I slammed the locker door shut. “What figures, Burbank?” Our noses were almost touching, but he didn’t pull back. He got off on invading personal space.
“This hang-up you have with the SOS. It eats your gut away, doesn’t it, Angel? You been stuck in that girlie squad for years now.”
We stood there for a moment, eyes locked, his rancid caffeine-breath hot on my face.
I backed down of course. I had plans for Burbank. I left the locker room, knowing that his mind was already ticking. I wondered when he would eventually view Private Predator. That thing was a soul cleanser that I had no intention of withdrawing from its adoring public. I’d already made some creative deletions in the forensic databases, and there would be more.
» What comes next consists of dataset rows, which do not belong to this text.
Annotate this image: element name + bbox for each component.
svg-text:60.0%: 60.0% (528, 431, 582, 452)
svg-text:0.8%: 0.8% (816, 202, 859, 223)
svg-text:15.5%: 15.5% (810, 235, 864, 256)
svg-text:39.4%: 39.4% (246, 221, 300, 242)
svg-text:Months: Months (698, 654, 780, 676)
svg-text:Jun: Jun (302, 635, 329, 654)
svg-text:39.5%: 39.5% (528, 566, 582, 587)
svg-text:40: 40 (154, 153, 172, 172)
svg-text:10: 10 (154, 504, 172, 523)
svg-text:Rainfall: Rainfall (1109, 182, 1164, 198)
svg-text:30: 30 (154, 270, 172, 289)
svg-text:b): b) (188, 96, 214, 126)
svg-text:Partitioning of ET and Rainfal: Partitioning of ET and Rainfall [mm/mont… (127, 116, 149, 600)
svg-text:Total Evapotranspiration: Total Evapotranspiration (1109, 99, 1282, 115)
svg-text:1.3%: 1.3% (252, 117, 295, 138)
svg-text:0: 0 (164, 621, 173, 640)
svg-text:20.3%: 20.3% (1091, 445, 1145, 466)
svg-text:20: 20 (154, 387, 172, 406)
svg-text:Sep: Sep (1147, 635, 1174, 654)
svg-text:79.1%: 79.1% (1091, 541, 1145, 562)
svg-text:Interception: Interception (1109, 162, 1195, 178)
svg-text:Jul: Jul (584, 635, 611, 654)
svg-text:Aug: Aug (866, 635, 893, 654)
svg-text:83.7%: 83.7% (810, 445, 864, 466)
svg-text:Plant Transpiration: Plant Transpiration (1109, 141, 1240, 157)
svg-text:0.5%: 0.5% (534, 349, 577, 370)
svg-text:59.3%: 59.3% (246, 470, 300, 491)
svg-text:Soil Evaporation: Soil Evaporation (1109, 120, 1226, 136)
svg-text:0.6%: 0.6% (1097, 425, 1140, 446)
No-one would check my TLU file unless I was audited, and that was unlikely.
It hadn’t been hard to change. I was an only child, and a loner. My parents worked hard to be supportive through the transition, and a whole new persona only takes months if you’re connected. Angie certainly had died during a vicious rape, and Angel had stood up amid her ashes. He had survived because he hadn’t watched Private Predator as a man.
I sat on the incline bench and got into a set of alternate dumbbell curls.
Always the loner ...
* * * *
AFTERWORD
Colin Steele once wrote in the Canberra Times that “Collins has a penchant for the hard-boiled hero, a lineage derived from Hammett and Chandler”. Angel Hart, our protagonist here, fits rather snugly into that description, although in a role quite dissimilar to that of Sam Spade and Philip Marlowe. The astute reader will recognise some of the science from Cyberskin, a more likely source might be from my collaboration with Damien Jones, “Supremacist”, which appeared in REVelation.